Is it just me or has anyone else noticed how so many holidays seem to be centered around junk food? From Halloween candy to Christmas cookies to Valentine’s Day treats to Easter baskets it feels like my daughters collect enough candy from the holidays alone to feed an entire army (and we actually did help feed the army by shipping our Halloween candy to them one year!). And since holidays, which seem to pop up every other month, are intertwined with birthday parties, school rewards, and other special occasions (King Cake for Mardi Gras anyone?) I often feel like I don’t even get the chance to “treat” my kids to something special because everyone else does it for me. But that’s because we aim to let treats truly be a “treat” at our house, which means not getting one every single day (or even every other day), and it sometimes feels like the rest of the world isn’t quite on board with that idea. This post is not about that though…it’s actually about how “treats” can be fun and exciting without also being full of sugar or artificial colors (or from a factory)!
I know people get caught up in wanting to give kids something special – and some people even think I am “depriving” my children when I don’t want them to have highly processed junk food – but how special is it really if it’s also not good for their health? Sure a piece of candy here or there probably won’t hurt anything and my kids certainly eat junk food like that on occasion, but the point is I can offer something that’s better for them and just as exciting! I think it’s up to us to decide what foods are deemed as “special.” If I put a little extra thought into how a certain food is presented, and I tell my girls it’s extra special then guess what? They agree and get pretty excited about it. They are young (4 and 7) so I’m not sure how long this will last, but you should have seen how they were clamoring over the pictured heart shaped fruit (on the kabob sticks with ribbons) while I was busy taking a million pictures of them. They were thrilled when I finally said they could gobble them up. Was it a little more work than ripping open a Pop Tart? Sure, but not much and I personally think the extra effort was worth it to feel good about what I was feeding them. :)

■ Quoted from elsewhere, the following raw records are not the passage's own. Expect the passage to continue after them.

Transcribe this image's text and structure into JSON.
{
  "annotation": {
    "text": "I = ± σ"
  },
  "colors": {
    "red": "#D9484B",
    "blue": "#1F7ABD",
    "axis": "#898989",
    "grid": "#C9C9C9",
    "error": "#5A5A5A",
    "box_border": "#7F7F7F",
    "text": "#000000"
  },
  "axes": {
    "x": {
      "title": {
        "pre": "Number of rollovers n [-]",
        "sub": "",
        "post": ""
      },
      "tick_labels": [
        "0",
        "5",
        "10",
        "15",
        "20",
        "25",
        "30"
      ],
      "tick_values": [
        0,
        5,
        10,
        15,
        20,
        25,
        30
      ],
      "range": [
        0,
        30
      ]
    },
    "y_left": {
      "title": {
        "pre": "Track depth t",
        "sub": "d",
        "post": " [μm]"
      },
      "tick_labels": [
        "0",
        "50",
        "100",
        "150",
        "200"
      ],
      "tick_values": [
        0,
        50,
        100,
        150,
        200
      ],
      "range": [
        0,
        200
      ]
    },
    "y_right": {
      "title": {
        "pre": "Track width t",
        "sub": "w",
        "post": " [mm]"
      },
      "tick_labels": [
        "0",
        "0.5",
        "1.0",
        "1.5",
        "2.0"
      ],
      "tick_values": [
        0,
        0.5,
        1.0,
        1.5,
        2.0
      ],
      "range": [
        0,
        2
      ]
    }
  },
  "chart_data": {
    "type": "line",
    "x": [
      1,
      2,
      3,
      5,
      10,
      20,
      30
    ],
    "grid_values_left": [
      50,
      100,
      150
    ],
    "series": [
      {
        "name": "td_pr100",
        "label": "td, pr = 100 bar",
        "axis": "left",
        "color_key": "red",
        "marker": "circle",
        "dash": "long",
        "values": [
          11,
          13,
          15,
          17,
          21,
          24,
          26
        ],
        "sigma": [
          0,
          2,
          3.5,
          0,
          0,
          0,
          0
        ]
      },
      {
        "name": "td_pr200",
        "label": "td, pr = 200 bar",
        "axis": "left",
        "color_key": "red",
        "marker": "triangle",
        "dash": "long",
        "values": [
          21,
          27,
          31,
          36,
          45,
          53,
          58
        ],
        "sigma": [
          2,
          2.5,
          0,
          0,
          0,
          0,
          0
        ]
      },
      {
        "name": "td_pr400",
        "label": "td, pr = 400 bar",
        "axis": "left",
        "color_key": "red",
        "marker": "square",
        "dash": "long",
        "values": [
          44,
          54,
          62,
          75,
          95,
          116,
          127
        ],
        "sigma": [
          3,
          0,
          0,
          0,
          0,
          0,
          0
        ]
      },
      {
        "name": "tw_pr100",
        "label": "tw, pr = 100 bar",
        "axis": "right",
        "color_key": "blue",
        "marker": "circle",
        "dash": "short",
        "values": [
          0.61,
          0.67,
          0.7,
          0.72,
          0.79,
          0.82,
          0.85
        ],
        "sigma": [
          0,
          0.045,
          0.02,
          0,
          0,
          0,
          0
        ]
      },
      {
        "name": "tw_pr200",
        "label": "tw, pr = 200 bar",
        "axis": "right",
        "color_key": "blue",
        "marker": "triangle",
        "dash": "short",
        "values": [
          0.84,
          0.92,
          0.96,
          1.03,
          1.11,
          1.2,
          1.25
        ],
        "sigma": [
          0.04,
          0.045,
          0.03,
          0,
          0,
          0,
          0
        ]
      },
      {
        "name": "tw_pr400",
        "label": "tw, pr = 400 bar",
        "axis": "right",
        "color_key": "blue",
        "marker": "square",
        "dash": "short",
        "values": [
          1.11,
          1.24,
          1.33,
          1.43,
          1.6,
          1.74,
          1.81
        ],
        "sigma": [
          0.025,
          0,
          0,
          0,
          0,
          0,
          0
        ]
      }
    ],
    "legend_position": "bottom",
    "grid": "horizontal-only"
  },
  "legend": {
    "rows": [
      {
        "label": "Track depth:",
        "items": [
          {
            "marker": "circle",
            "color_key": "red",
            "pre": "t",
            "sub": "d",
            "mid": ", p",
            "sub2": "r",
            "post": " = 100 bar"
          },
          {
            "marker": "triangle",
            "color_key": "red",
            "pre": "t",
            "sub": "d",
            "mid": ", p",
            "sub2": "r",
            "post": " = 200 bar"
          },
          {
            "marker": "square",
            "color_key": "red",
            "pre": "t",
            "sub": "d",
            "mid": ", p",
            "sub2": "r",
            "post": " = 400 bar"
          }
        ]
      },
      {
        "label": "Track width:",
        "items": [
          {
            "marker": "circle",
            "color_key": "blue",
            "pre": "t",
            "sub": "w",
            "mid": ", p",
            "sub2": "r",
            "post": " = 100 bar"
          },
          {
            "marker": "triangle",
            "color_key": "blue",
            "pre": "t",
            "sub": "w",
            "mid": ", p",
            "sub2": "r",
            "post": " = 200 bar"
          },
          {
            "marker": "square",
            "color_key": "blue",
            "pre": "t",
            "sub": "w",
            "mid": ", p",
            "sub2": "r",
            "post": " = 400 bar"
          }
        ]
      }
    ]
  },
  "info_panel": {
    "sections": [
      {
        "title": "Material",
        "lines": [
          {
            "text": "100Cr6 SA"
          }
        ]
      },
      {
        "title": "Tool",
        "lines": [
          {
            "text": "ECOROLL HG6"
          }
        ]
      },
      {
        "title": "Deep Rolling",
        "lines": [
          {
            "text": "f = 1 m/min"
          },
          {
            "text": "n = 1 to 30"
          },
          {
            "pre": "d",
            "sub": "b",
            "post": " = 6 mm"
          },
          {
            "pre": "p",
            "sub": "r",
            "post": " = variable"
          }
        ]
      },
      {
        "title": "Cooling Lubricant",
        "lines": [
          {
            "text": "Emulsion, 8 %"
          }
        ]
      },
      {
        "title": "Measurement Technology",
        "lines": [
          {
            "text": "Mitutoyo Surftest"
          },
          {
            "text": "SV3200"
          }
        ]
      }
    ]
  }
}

So in the midst of the standard candy this Valentine’s Day I hope you’ll consider trying out some of these holiday-themed alternatives as well (as I’ve said before…cookie cutters aren’t just for cookies!):
- Heart or X & O shaped cheese or fruit (apple, kiwi, & honey-dew melon pictured above) either by itself or with other pieces on kabob sticks.
- Homemade whole-wheat brownies (pictured & recipe below) that are heart-shaped or have heart shapes on them using unsweetened coconut, homemade whipped cream, unsweetened cocoa powder, or crushed nuts…you could even stick a small heart-shaped strawberry on top.
- Heart-shaped homemade whole-grain pop tarts.
- Whole-grain breads (like banana, zucchini, or pumpkin) baked in heart-shaped muffin tins.
- Whole-grain muffins baked in either full-sized or mini Valentine’s-themed paper muffin holders (can be found at Michael’s Craft Store or Target).
- Heart or X & O shaped breakfast pancakes (pictured) either plain or with flavored cream cheese – try mixing in fresh pureed strawberries or an all-fruit raspberry jelly to make it pink – in the middle to make it a sandwich.
- Fruit or cheese squares stuck with Valentines-themed toothpicks (can be found at Michael’s or Target).
- Heart shaped PB&J sandwiches for lunch (save the bread scraps in the freezer to make croutons or stuffing another day).
- A Valentine’s themed lunch with a heart-shaped sandwich, heart-shaped fruit, and even heart-shaped cheese on a salad!